2 min read

Can You Tell Who the Bad Guys Are?

Youtube is quietly telling you who you should trust.
Three medieval men, one with a blindfold, the others distracted, with death looming over one's shoulder.
Credit: Maurice Henry Hewlett

A common method of media manipulation is to suggest to the audience whom we should trust, and whom we shouldn't.

Look at the PSAs at the bottom of each of these screencaps from Youtube, taken the day of publication.

Note that "Public", "Broadcast" and "Service" are all words with generally positive connotation, while "State-Owned" has a negative one here in The United States.

Also notice how corporate media like CBS, (as well as Fox, NBC, ABC, and for-profit international outlets) have no ownership disclosure.

What is the difference between a 'public' broadcaster' and 'state-owned' media?

The official difference is that public broadcasters get their financing from the state and 'individual donors', while state-owned media get all their financing directly from the state.

Splitting hairs, if you ask me, especially when you look at this list of top PBS donors. It reads like a list of American oligarchs. These are definitely people interested in continuing the status quo.

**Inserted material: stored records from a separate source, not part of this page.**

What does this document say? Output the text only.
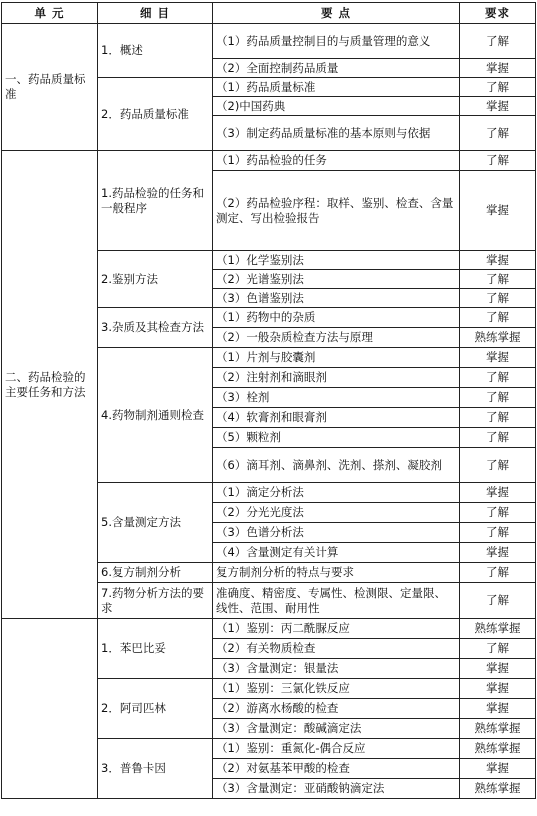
单 元	细 目	要 点	要求
一、药品质量标准	1．概述	（1）药品质量控制目的与质量管理的意义	了解
		（2）全面控制药品质量	掌握
	2．药品质量标准	（1）药品质量标准	了解
		（2)中国药典	掌握
		（3）制定药品质量标准的基本原则与依据	了解
二、药品检验的主要任务和方法	1.药品检验的任务和一般程序	（1）药品检验的任务	了解
		（2）药品检验序程：取样、鉴别、检查、含量测定、写出检验报告	掌握
	2.鉴别方法	（1）化学鉴别法	掌握
		（2）光谱鉴别法	了解
		（3）色谱鉴别法	了解
	3.杂质及其检查方法	（1）药物中的杂质	了解
		（2）一般杂质检查方法与原理	熟练掌握
	4.药物制剂通则检查	（1）片剂与胶囊剂	掌握
		（2）注射剂和滴眼剂	了解
		（3）栓剂	了解
		（4）软膏剂和眼膏剂	了解
		（5）颗粒剂	了解
		（6）滴耳剂、滴鼻剂、洗剂、搽剂、凝胶剂	了解
	5.含量测定方法	（1）滴定分析法	掌握
		（2）分光光度法	了解
		（3）色谱分析法	了解
		（4）含量测定有关计算	掌握
	6.复方制剂分析	复方制剂分析的特点与要求	了解
	7.药物分析方法的要求	准确度、精密度、专属性、检测限、定量限、线性、范围、耐用性	了解
	1．苯巴比妥	（1）鉴别：丙二酰脲反应	熟练掌握
		（2）有关物质检查	了解
		（3）含量测定：银量法	掌握
	2．阿司匹林	（1）鉴别：三氯化铁反应	掌握
		（2）游离水杨酸的检查	掌握
		（3）含量测定：酸碱滴定法	熟练掌握
	3．普鲁卡因	（1）鉴别：重氮化-偶合反应	熟练掌握
		（2）对氨基苯甲酸的检查	掌握
		（3）含量测定：亚硝酸钠滴定法	熟练掌握
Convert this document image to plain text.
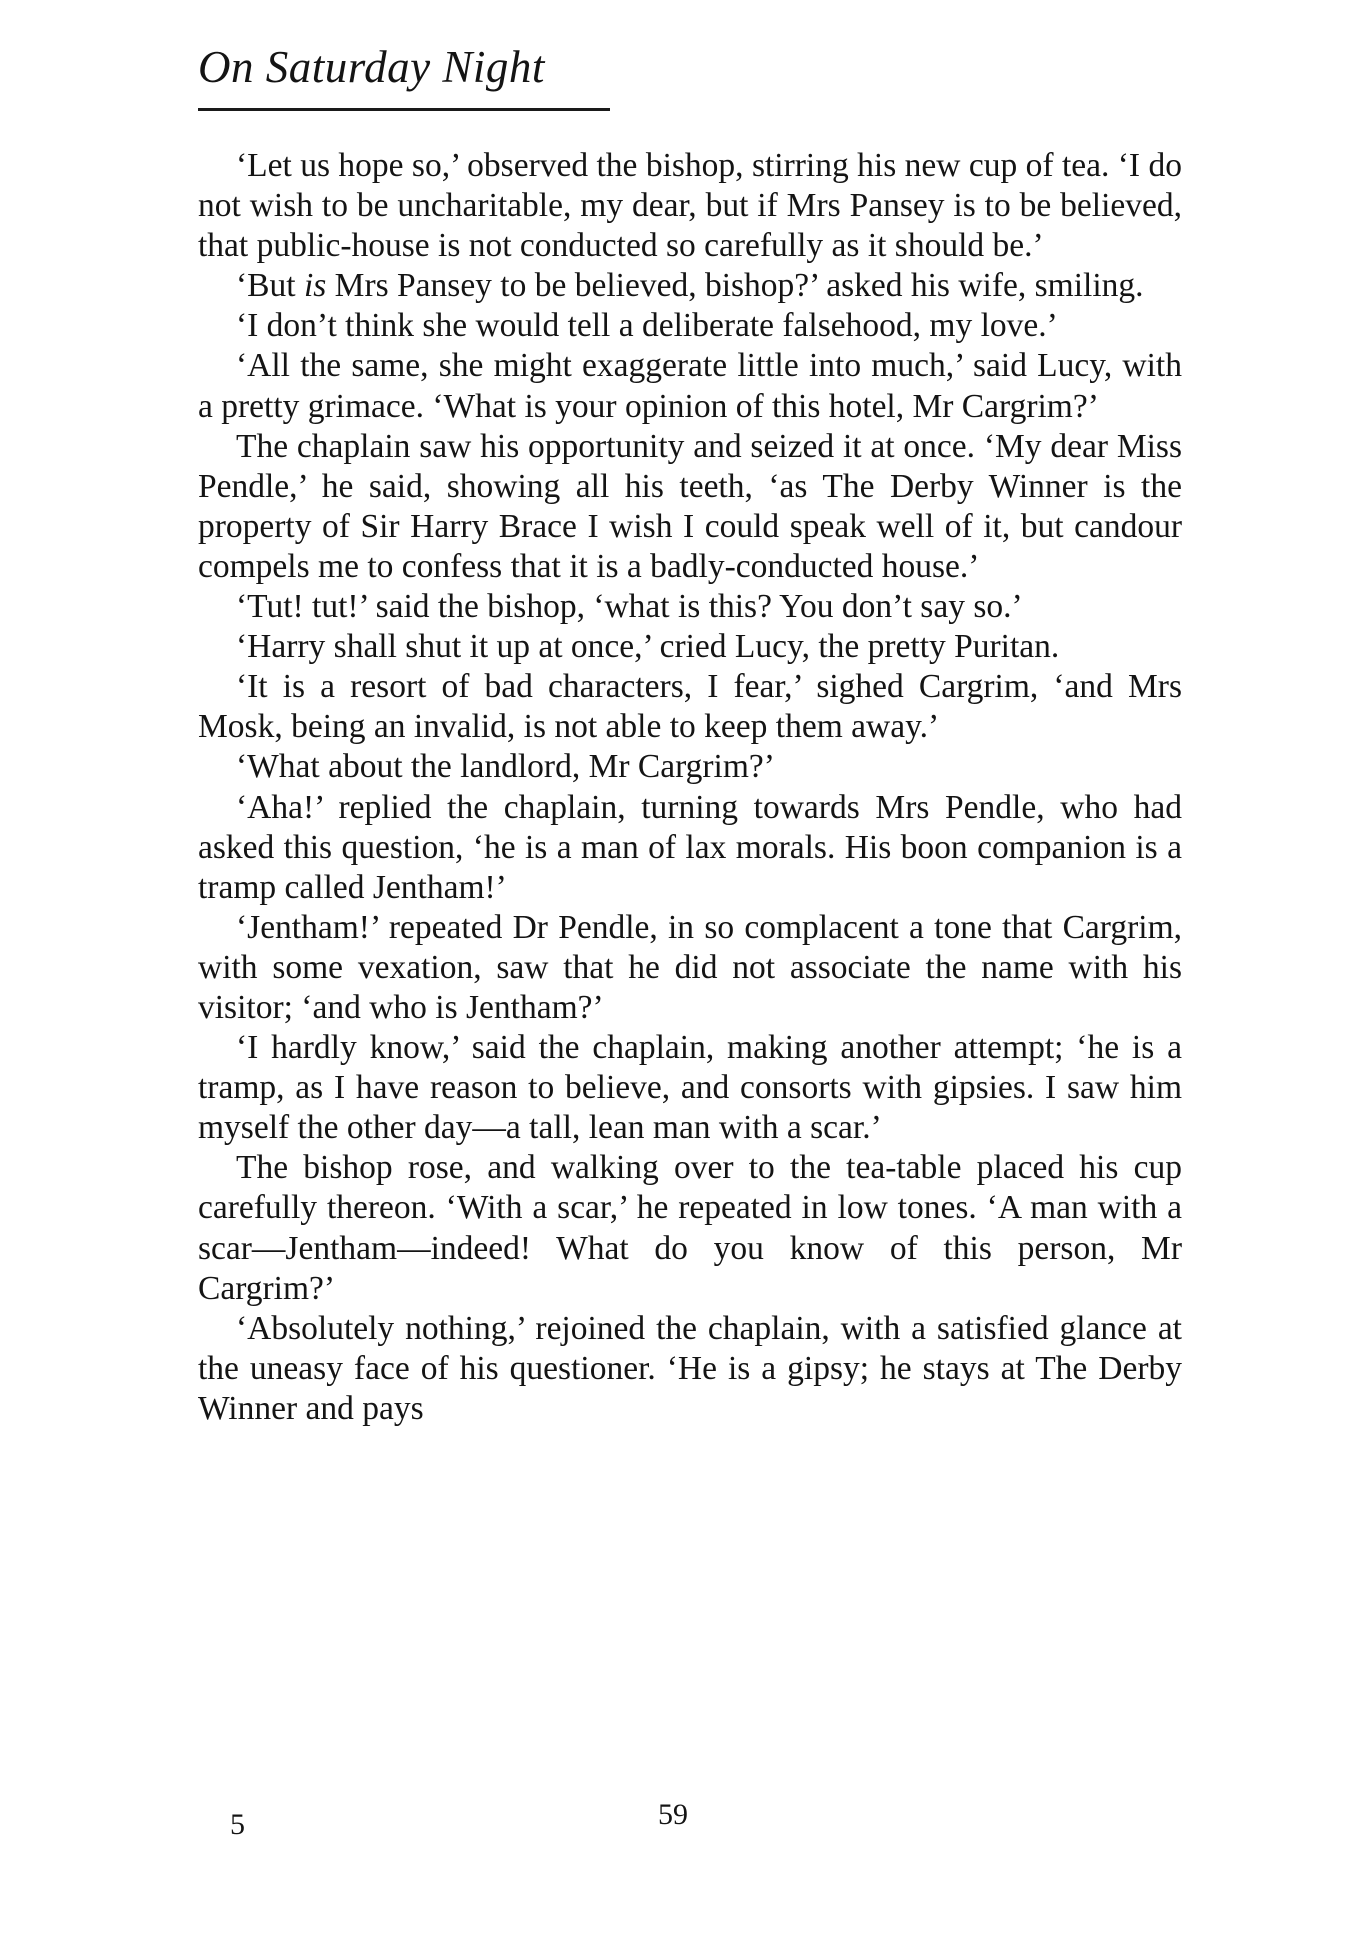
On Saturday Night

‘Let us hope so,’ observed the bishop, stirring his new cup of tea. ‘I do not wish to be uncharitable, my dear, but if Mrs Pansey is to be believed, that public-house is not conducted so carefully as it should be.’

‘But is Mrs Pansey to be believed, bishop?’ asked his wife, smiling.

‘I don’t think she would tell a deliberate falsehood, my love.’

‘All the same, she might exaggerate little into much,’ said Lucy, with a pretty grimace. ‘What is your opinion of this hotel, Mr Cargrim?’

The chaplain saw his opportunity and seized it at once. ‘My dear Miss Pendle,’ he said, showing all his teeth, ‘as The Derby Winner is the property of Sir Harry Brace I wish I could speak well of it, but candour compels me to confess that it is a badly-conducted house.’

‘Tut! tut!’ said the bishop, ‘what is this? You don’t say so.’

‘Harry shall shut it up at once,’ cried Lucy, the pretty Puritan.

‘It is a resort of bad characters, I fear,’ sighed Cargrim, ‘and Mrs Mosk, being an invalid, is not able to keep them away.’

‘What about the landlord, Mr Cargrim?’

‘Aha!’ replied the chaplain, turning towards Mrs Pendle, who had asked this question, ‘he is a man of lax morals. His boon companion is a tramp called Jentham!’

‘Jentham!’ repeated Dr Pendle, in so complacent a tone that Cargrim, with some vexation, saw that he did not associate the name with his visitor; ‘and who is Jentham?’

‘I hardly know,’ said the chaplain, making another attempt; ‘he is a tramp, as I have reason to believe, and consorts with gipsies. I saw him myself the other day—a tall, lean man with a scar.’

The bishop rose, and walking over to the tea-table placed his cup carefully thereon. ‘With a scar,’ he repeated in low tones. ‘A man with a scar—Jentham—indeed! What do you know of this person, Mr Cargrim?’

‘Absolutely nothing,’ rejoined the chaplain, with a satisfied glance at the uneasy face of his questioner. ‘He is a gipsy; he stays at The Derby Winner and pays

5	59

So 'public broadcasting' may not be wholly financed by the state, but they are certainly a mouthpiece for state interests.  

Also, DW, NHK, and France 24 are all state-owned. And the BBC has a royal charter.

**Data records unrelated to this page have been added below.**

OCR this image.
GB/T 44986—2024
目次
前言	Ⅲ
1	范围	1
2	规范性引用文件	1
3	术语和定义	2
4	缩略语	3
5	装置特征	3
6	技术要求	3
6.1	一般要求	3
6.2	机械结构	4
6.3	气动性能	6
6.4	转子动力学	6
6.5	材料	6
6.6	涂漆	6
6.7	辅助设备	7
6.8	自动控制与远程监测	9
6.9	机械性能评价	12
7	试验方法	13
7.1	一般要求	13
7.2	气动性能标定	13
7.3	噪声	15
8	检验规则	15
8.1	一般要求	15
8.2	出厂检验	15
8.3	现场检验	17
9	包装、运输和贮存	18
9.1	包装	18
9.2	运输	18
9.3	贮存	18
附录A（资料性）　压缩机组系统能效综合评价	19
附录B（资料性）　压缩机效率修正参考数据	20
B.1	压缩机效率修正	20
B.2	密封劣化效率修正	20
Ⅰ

There's no real difference between state-owned and public broadcaster, except for a few layers of plausible deniability.

These messages exist only to influence your levels of trust.

Just a friendly reminder. When  you're consuming any messaging, whether it's from me, a news outlet, or from your dearest friend, keep an eye open for what we want you to trust,  what we want you to disregard, and why.